The result is that both RIM and MS and now Nokia are suffering badly. Nokia may not survive. And then there's the blizzard of tablets coming out. I'd say coming to market, but that would be an exaggeration. There is no market for any of them - Apple has some 95% of it all sewn up! I guarantee none of the competitors will recover their development costs on any of their current models.

Finally, volume sales of iPhones and iPads to the enterprise will make all production runs cheaper for Apple, which should lead to lower prices for consumers too.

I hope you're a little less ":confused:" now.
 
Further proof that Apple will never be a major player in the enterprise market with its current mindset. Why does Apple continually tout the selection of apps, when the enterprise market doesn't care about apps? Every enterprise smartphone does e-mail and voice. Not every enterprise smartphone vendor offers the appropriate support service level agreements, security controls, and lifecycle replacement schedules. Apple has none of these. Until they do, the enterprise market will continue to laugh at the i* as suitable for their business needs.
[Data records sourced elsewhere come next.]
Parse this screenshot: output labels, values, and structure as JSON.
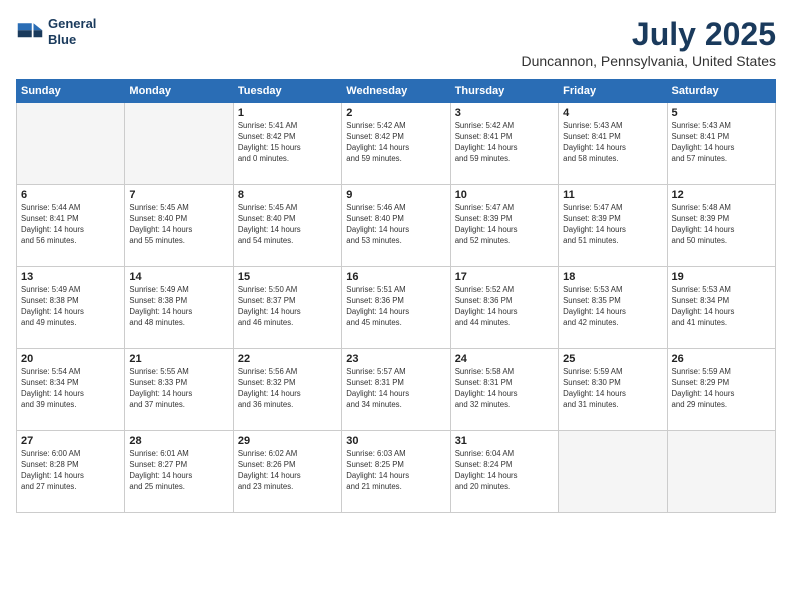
{
  "logo": {
    "line1": "General",
    "line2": "Blue"
  },
  "title": "July 2025",
  "location": "Duncannon, Pennsylvania, United States",
  "weekdays": [
    "Sunday",
    "Monday",
    "Tuesday",
    "Wednesday",
    "Thursday",
    "Friday",
    "Saturday"
  ],
  "weeks": [
    [
      {
        "day": "",
        "detail": ""
      },
      {
        "day": "",
        "detail": ""
      },
      {
        "day": "1",
        "detail": "Sunrise: 5:41 AM\nSunset: 8:42 PM\nDaylight: 15 hours\nand 0 minutes."
      },
      {
        "day": "2",
        "detail": "Sunrise: 5:42 AM\nSunset: 8:42 PM\nDaylight: 14 hours\nand 59 minutes."
      },
      {
        "day": "3",
        "detail": "Sunrise: 5:42 AM\nSunset: 8:41 PM\nDaylight: 14 hours\nand 59 minutes."
      },
      {
        "day": "4",
        "detail": "Sunrise: 5:43 AM\nSunset: 8:41 PM\nDaylight: 14 hours\nand 58 minutes."
      },
      {
        "day": "5",
        "detail": "Sunrise: 5:43 AM\nSunset: 8:41 PM\nDaylight: 14 hours\nand 57 minutes."
      }
    ],
    [
      {
        "day": "6",
        "detail": "Sunrise: 5:44 AM\nSunset: 8:41 PM\nDaylight: 14 hours\nand 56 minutes."
      },
      {
        "day": "7",
        "detail": "Sunrise: 5:45 AM\nSunset: 8:40 PM\nDaylight: 14 hours\nand 55 minutes."
      },
      {
        "day": "8",
        "detail": "Sunrise: 5:45 AM\nSunset: 8:40 PM\nDaylight: 14 hours\nand 54 minutes."
      },
      {
        "day": "9",
        "detail": "Sunrise: 5:46 AM\nSunset: 8:40 PM\nDaylight: 14 hours\nand 53 minutes."
      },
      {
        "day": "10",
        "detail": "Sunrise: 5:47 AM\nSunset: 8:39 PM\nDaylight: 14 hours\nand 52 minutes."
      },
      {
        "day": "11",
        "detail": "Sunrise: 5:47 AM\nSunset: 8:39 PM\nDaylight: 14 hours\nand 51 minutes."
      },
      {
        "day": "12",
        "detail": "Sunrise: 5:48 AM\nSunset: 8:39 PM\nDaylight: 14 hours\nand 50 minutes."
      }
    ],
    [
      {
        "day": "13",
        "detail": "Sunrise: 5:49 AM\nSunset: 8:38 PM\nDaylight: 14 hours\nand 49 minutes."
      },
      {
        "day": "14",
        "detail": "Sunrise: 5:49 AM\nSunset: 8:38 PM\nDaylight: 14 hours\nand 48 minutes."
      },
      {
        "day": "15",
        "detail": "Sunrise: 5:50 AM\nSunset: 8:37 PM\nDaylight: 14 hours\nand 46 minutes."
      },
      {
        "day": "16",
        "detail": "Sunrise: 5:51 AM\nSunset: 8:36 PM\nDaylight: 14 hours\nand 45 minutes."
      },
      {
        "day": "17",
        "detail": "Sunrise: 5:52 AM\nSunset: 8:36 PM\nDaylight: 14 hours\nand 44 minutes."
      },
      {
        "day": "18",
        "detail": "Sunrise: 5:53 AM\nSunset: 8:35 PM\nDaylight: 14 hours\nand 42 minutes."
      },
      {
        "day": "19",
        "detail": "Sunrise: 5:53 AM\nSunset: 8:34 PM\nDaylight: 14 hours\nand 41 minutes."
      }
    ],
    [
      {
        "day": "20",
        "detail": "Sunrise: 5:54 AM\nSunset: 8:34 PM\nDaylight: 14 hours\nand 39 minutes."
      },
      {
        "day": "21",
        "detail": "Sunrise: 5:55 AM\nSunset: 8:33 PM\nDaylight: 14 hours\nand 37 minutes."
      },
      {
        "day": "22",
        "detail": "Sunrise: 5:56 AM\nSunset: 8:32 PM\nDaylight: 14 hours\nand 36 minutes."
      },
      {
        "day": "23",
        "detail": "Sunrise: 5:57 AM\nSunset: 8:31 PM\nDaylight: 14 hours\nand 34 minutes."
      },
      {
        "day": "24",
        "detail": "Sunrise: 5:58 AM\nSunset: 8:31 PM\nDaylight: 14 hours\nand 32 minutes."
      },
      {
        "day": "25",
        "detail": "Sunrise: 5:59 AM\nSunset: 8:30 PM\nDaylight: 14 hours\nand 31 minutes."
      },
      {
        "day": "26",
        "detail": "Sunrise: 5:59 AM\nSunset: 8:29 PM\nDaylight: 14 hours\nand 29 minutes."
      }
    ],
    [
      {
        "day": "27",
        "detail": "Sunrise: 6:00 AM\nSunset: 8:28 PM\nDaylight: 14 hours\nand 27 minutes."
      },
      {
        "day": "28",
        "detail": "Sunrise: 6:01 AM\nSunset: 8:27 PM\nDaylight: 14 hours\nand 25 minutes."
      },
      {
        "day": "29",
        "detail": "Sunrise: 6:02 AM\nSunset: 8:26 PM\nDaylight: 14 hours\nand 23 minutes."
      },
      {
        "day": "30",
        "detail": "Sunrise: 6:03 AM\nSunset: 8:25 PM\nDaylight: 14 hours\nand 21 minutes."
      },
      {
        "day": "31",
        "detail": "Sunrise: 6:04 AM\nSunset: 8:24 PM\nDaylight: 14 hours\nand 20 minutes."
      },
      {
        "day": "",
        "detail": ""
      },
      {
        "day": "",
        "detail": ""
      }
    ]
  ]
}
Can I advise you to either change your mind about going into business, or get out as soon as possible? In fact I'd get out of tech and join a commune and learn to knot muesli sandals if I were you. The picture you paint here doesn't even qualify as a legacy situation - it's dead, buried and forgotten - by everyone who depended upon it... right up until January 2007!

One phrase already defines this market, both from a device and a software point of view: SoLoMo. By all means follow your own advice and look it up.

Anyone who continues to follow the pronouncements of the likes of Ballmer, Balsillie and Elop is destined go the way of the Dodo. The greatest amount of new investment capital flow over the past 4 years has been towards app developers. They're not all trying to be the next Angry Birds!